Roethlisberger produced a less efficient showing in Week 2 against the Denver Broncos compared to the Steelers' 26-16 victory over the New York Giants in the season opener. It's all about trust, said the 38-year-old.
"That's going to be the biggest thing: I just have to tell myself to do it," Roethlisberger said of trusting himself. "I want to re-emphasize that it's nothing that the guys are doing wrong. It's just me trusting my arm, trusting the throw, trusting that I can make it because they're in the right spots. So I'm thankful for them that they're there.
"We've just got to keep working. Really it boils down to me needing to be better and trusting myself, which then translates to trusting everyone else."
While Roethlisberger credited the Pittsburgh defense for navigating the way to victory over Denver, the Steelers have been good enough offensively to contribute to the strong start, ranking T-8th in the NFL in yards per play (5.9) and 14th in total offense (759 yards).
"He's been good enough for us to win," Steelers coach Mike Tomlin said. "I obviously think there's more meat on that bone as does he. He's just going to continue to knock the rust off and find his rhythm. The things that can only be gained through repetitive play. That's a reasonable expectation for him to continue to get better as he continues to step into stadiums."
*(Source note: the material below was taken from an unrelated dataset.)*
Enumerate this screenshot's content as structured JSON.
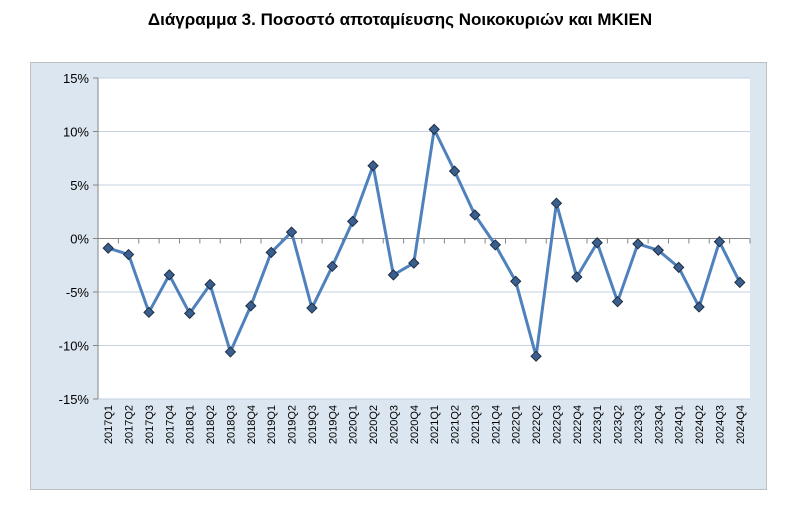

The Texans' concerns on offense are more acute. Houston is 24th in total offense and only two teams in the AFC have scored fewer points than the Texans' 36 through two games. The Texans are 22nd with 36.8 percent of their drives concluding with an offensive score.
Houston quarterback Deshaun Watson has been sacked eight times and the Texans have committed critical turnovers on their side of the field in each of their losses. Three of their four scoring drives against the Ravens ended in field goals.
"We've got a long way to go," Texans coach Bill O'Brien said. "We've got to get going here this week. We've got to score more points than the other team. We've got to get going, so it's not where we want it to be quite obviously but we're working hard to get it better."
The Texans would benefit from a return to action from running back Duke Johnson, who was a limited participant in practice on Wednesday after missing the loss to the Baltimore Ravens with a sprained ankle. Receiver Will Fuller V departed early against the Ravens with a right hamstring injury but appears to be trending toward full participation for practice this week.
Optimal health only solves some of what's ailing the Texans. Their primary issues are obvious.
"Scoring in the red zone," Watson said. "Of course, we kick field goals, but we want to score touchdowns. Protect the ball. No turnovers and just clean operation. If we can do those three things, I think we'll be just fine."
Steelers wideouts JuJu Smith-Schuster (knee) and Diontae Johnson (toe) did not practice Wednesday.